Complete step by step solution:
Here we need to find the number of ways to arrange five people in three different rooms so that no room is empty.
There are 2 basic possibilities:-
$\left( {1,2,2} \right)$
$\left( {1,1,3} \right)$
We will first consider case 1.
It is given that there are five seats in a room.
Therefore, the number of ways to arrange these people $= \dfrac{{5!}}{{1! \times 2! \times 2! \times 2!}} \times {}^5{C_1} \times {}^5{C_2} \times 2! \times {}^5{C_2} \times 2!$
We know that the formula of combination is
${}^n{C_r} = \dfrac{{n!}}{{\left( {n - r} \right)!r!}}$
Now, we will use this formula to calculate the required value;
Number of ways to arrange these people $= 15 \times 3! \times \dfrac{{5!}}{{\left( {5 - 1} \right)! \times 1!}} \times \dfrac{{5!}}{{\left( {5 - 2} \right)! \times 2!}} \times 2!\dfrac{{5!}}{{\left( {5 - 2} \right)! \times 2!}} \times 2!$
On simplifying the terms, we get
Number of ways to arrange these people $= 15 \times 3! \times \dfrac{{5!}}{{4!}} \times \dfrac{{5!}}{{3! \times 2!}} \times 2!\dfrac{{5!}}{{3! \times 2!}} \times 2!$
On finding the value of factorials, we get
Number of ways to arrange these people $= 15 \times 3 \times 2 \times 1 \times \dfrac{{5 \times 4 \times 3 \times 2 \times 1}}{{4 \times 3 \times 2 \times 1}} \times \dfrac{{5 \times 4 \times 3 \times 2 \times 1}}{{3 \times 2 \times 1 \times 2}} \times 2 \times \dfrac{{5 \times 4 \times 3 \times 2 \times 1}}{{3 \times 2 \times 1 \times 2}} \times 2$
On further simplification, we get
Number of ways to arrange these people $= 15 \times 3 \times 2 \times 5 \times 5 \times 2 \times 2 \times 5 \times 2 \times 2$
On multiplying the numbers, we get
Number of ways to arrange these people $= 1,80,000$
Now, we will consider case 2.
It is given that there are five seats in a room.
Therefore, the number of ways to arrange these people $= \dfrac{{5!}}{{3! \times 1! \times 1! \times 2!}} \times {}^5{C_1} \times {}^5{C_1} \times {}^5{C_3} \times 3!$
We know that the formula of combination is ${}^n{C_r} = \dfrac{{n!}}{{\left( {n - r} \right)!r!}}$ .
Now, we will use this formula to calculate the required value.
Number of ways to arrange these people $= 10 \times 3! \times \dfrac{{5!}}{{\left( {5 - 1} \right)! \times 1!}} \times \dfrac{{5!}}{{\left( {5 - 1} \right)! \times 1!}} \times \dfrac{{5!}}{{\left( {5 - 3} \right)! \times 3!}} \times 3!$
On simplifying the terms, we get
Number of ways to arrange these people $= 10 \times 3! \times \dfrac{{5!}}{{4! \times 1!}} \times \dfrac{{5!}}{{4! \times 1!}} \times \dfrac{{5!}}{{2! \times 3!}} \times 3!$
On finding the value of factorials, we get
Number of ways to arrange these people $= 10 \times 3 \times 2 \times 1 \times \dfrac{{5 \times 4 \times 3 \times 2 \times 1}}{{4 \times 3 \times 2 \times 1}} \times \dfrac{{5 \times 4 \times 3 \times 2 \times 1}}{{4 \times 3 \times 2 \times 1}} \times \dfrac{{5 \times 4 \times 3 \times 2 \times 1}}{{3 \times 2 \times 1 \times 2}} \times 3 \times 2$
On further simplification, we get
Number of ways to arrange these people $= 10 \times 3 \times 2 \times 5 \times 5 \times 5 \times 2 \times 3 \times 2$
On multiplying the numbers, we get
Number of ways to arrange these people $= 90,000$

Hence, the total number of ways to arrange people in three rooms $= 1,80,000 + 90,000 = 2,70,000$

Note:
Here we have calculated that factorial.
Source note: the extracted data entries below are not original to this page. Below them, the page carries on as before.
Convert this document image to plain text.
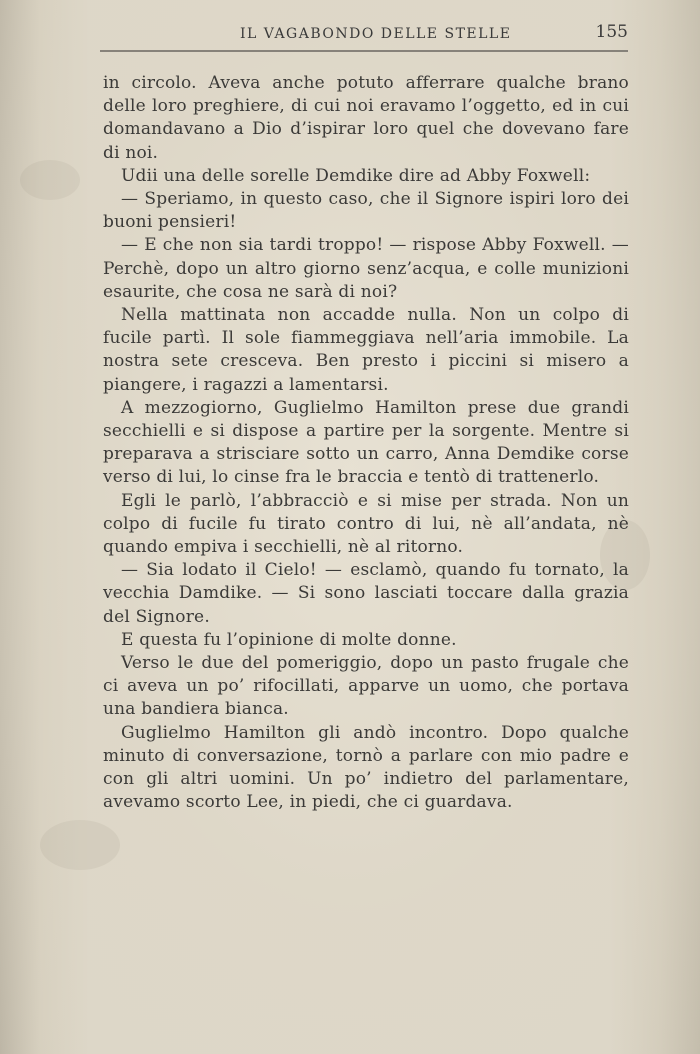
IL VAGABONDO DELLE STELLE	155

in circolo. Aveva anche potuto afferrare qualche brano delle loro preghiere, di cui noi eravamo l’oggetto, ed in cui domandavano a Dio d’ispirar loro quel che dovevano fare di noi.

Udii una delle sorelle Demdike dire ad Abby Foxwell:

— Speriamo, in questo caso, che il Signore ispiri loro dei buoni pensieri!

— E che non sia tardi troppo! — rispose Abby Foxwell. — Perchè, dopo un altro giorno senz’acqua, e colle munizioni esaurite, che cosa ne sarà di noi?

Nella mattinata non accadde nulla. Non un colpo di fucile partì. Il sole fiammeggiava nell’aria immobile. La nostra sete cresceva. Ben presto i piccini si misero a piangere, i ragazzi a lamentarsi.

A mezzogiorno, Guglielmo Hamilton prese due grandi secchielli e si dispose a partire per la sorgente. Mentre si preparava a strisciare sotto un carro, Anna Demdike corse verso di lui, lo cinse fra le braccia e tentò di trattenerlo.

Egli le parlò, l’abbracciò e si mise per strada. Non un colpo di fucile fu tirato contro di lui, nè all’andata, nè quando empiva i secchielli, nè al ritorno.

— Sia lodato il Cielo! — esclamò, quando fu tornato, la vecchia Damdike. — Si sono lasciati toccare dalla grazia del Signore.

E questa fu l’opinione di molte donne.

Verso le due del pomeriggio, dopo un pasto frugale che ci aveva un po’ rifocillati, apparve un uomo, che portava una bandiera bianca.

Guglielmo Hamilton gli andò incontro. Dopo qualche minuto di conversazione, tornò a parlare con mio padre e con gli altri uomini. Un po’ indietro del parlamentare, avevamo scorto Lee, in piedi, che ci guardava.
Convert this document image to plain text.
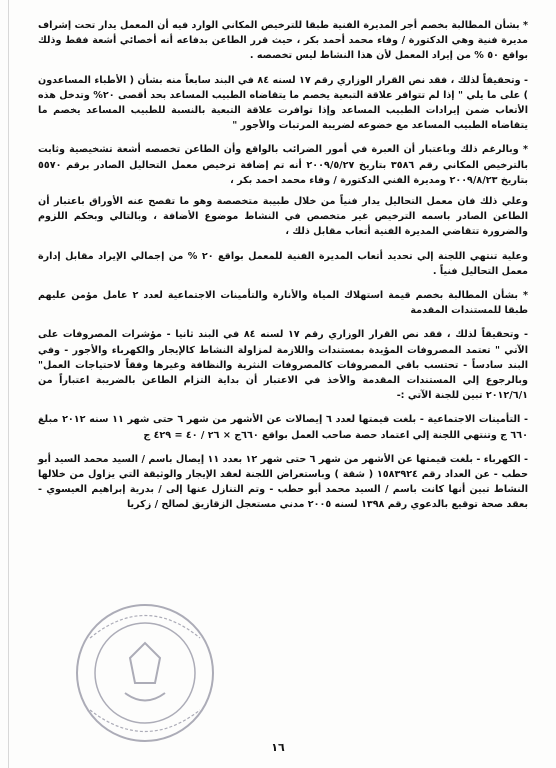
* بشأن المطالبة بخصم أجر المديرة الفنية طبقا للترخيص المكاني الوارد فيه أن المعمل يدار تحت إشراف مديرة فنية وهي الدكتورة / وفاء محمد أحمد بكر ، حيث قرر الطاعن بدفاعه أنه أخصائي أشعة فقط وذلك بواقع ٥٠ % من إيراد المعمل لأن هذا النشاط ليس تخصصه .

- وتحقيقاً لذلك ، فقد نص القرار الوزاري رقم ١٧ لسنه ٨٤ في البند سابعاً منه بشأن ( الأطباء المساعدون ) على ما يلي " إذا لم تتوافر علاقة التبعية يخصم ما يتقاضاه الطبيب المساعد بحد أقصى ٢٠% وتدخل هذه الأتعاب ضمن إيرادات الطبيب المساعد وإذا توافرت علاقة التبعية بالنسبة للطبيب المساعد يخصم ما يتقاضاه الطبيب المساعد مع خضوعه لضريبة المرتبات والأجور "

* وبالرغم ذلك وباعتبار أن العبرة في أمور الضرائب بالواقع وأن الطاعن تخصصه أشعة تشخيصية وثابت بالترخيص المكاني رقم ٣٥٨٦ بتاريخ ٢٠٠٩/٥/٢٧ أنه تم إضافة ترخيص معمل التحاليل الصادر برقم ٥٥٧٠ بتاريخ ٢٠٠٩/٨/٢٣ ومديرة الفني الدكتورة / وفاء محمد احمد بكر ،

وعلي ذلك فان معمل التحاليل يدار فنياً من خلال طبيبة متخصصة وهو ما تفصح عنه الأوراق باعتبار أن الطاعن الصادر باسمه الترخيص غير متخصص في النشاط موضوع الأضافة ، وبالتالي وبحكم اللزوم والضرورة تتقاضي المديرة الفنية أتعاب مقابل ذلك ،

وعلية تنتهي اللجنة إلي تحديد أتعاب المديرة الفنية للمعمل بواقع ٢٠ % من إجمالي الإيراد مقابل إدارة معمل التحاليل فنياً .

* بشأن المطالبة بخصم قيمة استهلاك المياة والأنارة والتأمينات الاجتماعية لعدد ٢ عامل مؤمن عليهم طبقا للمستندات المقدمة

- وتحقيقاً لذلك ، فقد نص القرار الوزاري رقم ١٧ لسنه ٨٤ في البند ثانيا - مؤشرات المصروفات على الآتي " تعتمد المصروفات المؤيدة بمستندات واللازمة لمزاولة النشاط كالإيجار والكهرباء والأجور - وفي البند سادساً - تحتسب باقي المصروفات كالمصروفات النثرية والنظافة وغيرها وفقاً لاحتياجات العمل" وبالرجوع إلي المستندات المقدمة والأخذ في الاعتبار أن بداية التزام الطاعن بالضريبة اعتباراً من ٢٠١٢/٦/١ تبين للجنة الآتي :-

- التأمينات الاجتماعية - بلغت قيمتها لعدد ٦ إيصالات عن الأشهر من شهر ٦ حتى شهر ١١ سنه ٢٠١٢ مبلغ ٦٦٠ ج وتنتهي اللجنة إلي اعتماد حصة صاحب العمل بواقع ٦٦٠ج × ٢٦ / ٤٠ = ٤٢٩ ج

- الكهرباء - بلغت قيمتها عن الأشهر من شهر ٦ حتى شهر ١٢ بعدد ١١ إيصال باسم / السيد محمد السيد أبو حطب - عن العداد رقم ١٥٨٣٩٢٤ ( شقة ) وباستعراض اللجنة لعقد الإيجار والوثيقة التي يزاول من خلالها النشاط تبين أنها كانت باسم / السيد محمد أبو حطب - وتم التنازل عنها إلى / بدرية إبراهيم العيسوي - بعقد صحة توقيع بالدعوي رقم ١٣٩٨ لسنه ٢٠٠٥ مدني مستعجل الزقازيق لصالح / زكريا

١٦
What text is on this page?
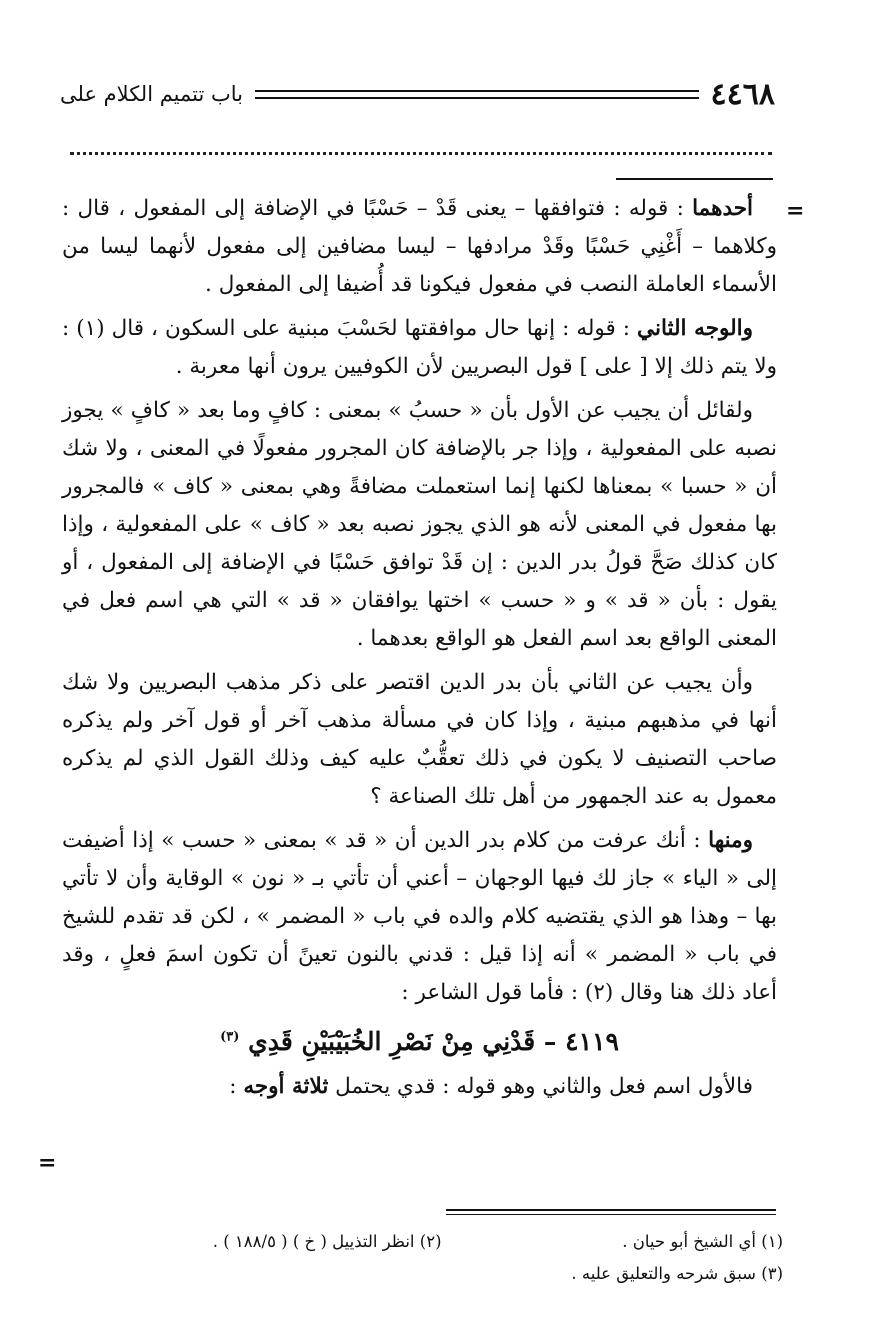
٤٤٦٨
باب تتميم الكلام على
=
=

أحدهما : قوله : فتوافقها – يعنى قَدْ – حَسْبًا في الإضافة إلى المفعول ، قال : وكلاهما – أَغْنِي حَسْبًا وقَدْ مرادفها – ليسا مضافين إلى مفعول لأنهما ليسا من الأسماء العاملة النصب في مفعول فيكونا قد أُضيفا إلى المفعول .

والوجه الثاني : قوله : إنها حال موافقتها لحَسْبَ مبنية على السكون ، قال (١) : ولا يتم ذلك إلا [ على ] قول البصريين لأن الكوفيين يرون أنها معربة .

ولقائل أن يجيب عن الأول بأن « حسبُ » بمعنى : كافٍ وما بعد « كافٍ » يجوز نصبه على المفعولية ، وإذا جر بالإضافة كان المجرور مفعولًا في المعنى ، ولا شك أن « حسبا » بمعناها لكنها إنما استعملت مضافةً وهي بمعنى « كاف » فالمجرور بها مفعول في المعنى لأنه هو الذي يجوز نصبه بعد « كاف » على المفعولية ، وإذا كان كذلك صَحَّ قولُ بدر الدين : إن قَدْ توافق حَسْبًا في الإضافة إلى المفعول ، أو يقول : بأن « قد » و « حسب » اختها يوافقان « قد » التي هي اسم فعل في المعنى الواقع بعد اسم الفعل هو الواقع بعدهما .

وأن يجيب عن الثاني بأن بدر الدين اقتصر على ذكر مذهب البصريين ولا شك أنها في مذهبهم مبنية ، وإذا كان في مسألة مذهب آخر أو قول آخر ولم يذكره صاحب التصنيف لا يكون في ذلك تعقُّبٌ عليه كيف وذلك القول الذي لم يذكره معمول به عند الجمهور من أهل تلك الصناعة ؟

ومنها : أنك عرفت من كلام بدر الدين أن « قد » بمعنى « حسب » إذا أضيفت إلى « الياء » جاز لك فيها الوجهان – أعني أن تأتي بـ « نون » الوقاية وأن لا تأتي بها – وهذا هو الذي يقتضيه كلام والده في باب « المضمر » ، لكن قد تقدم للشيخ في باب « المضمر » أنه إذا قيل : قدني بالنون تعينً أن تكون اسمَ فعلٍ ، وقد أعاد ذلك هنا وقال (٢) : فأما قول الشاعر :

٤١١٩ – قَدْنِي مِنْ نَصْرِ الخُبَيْبَيْنِ قَدِي $^{(٣)}$

فالأول اسم فعل والثاني وهو قوله : قدي يحتمل ثلاثة أوجه :

(١) أي الشيخ أبو حيان .
(٢) انظر التذييل ( خ ) ( ١٨٨/٥ ) .
(٣) سبق شرحه والتعليق عليه .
So, we need to keep in mind following properties of factorial:

Factorial of any positive integer can be defined as the multiplication of all the positive integers less than or equal to the given positive integers.
Factorial of zero is one.
Factorials are generally used in permutations and combinations problems.
Factorials of negative integers are not defined.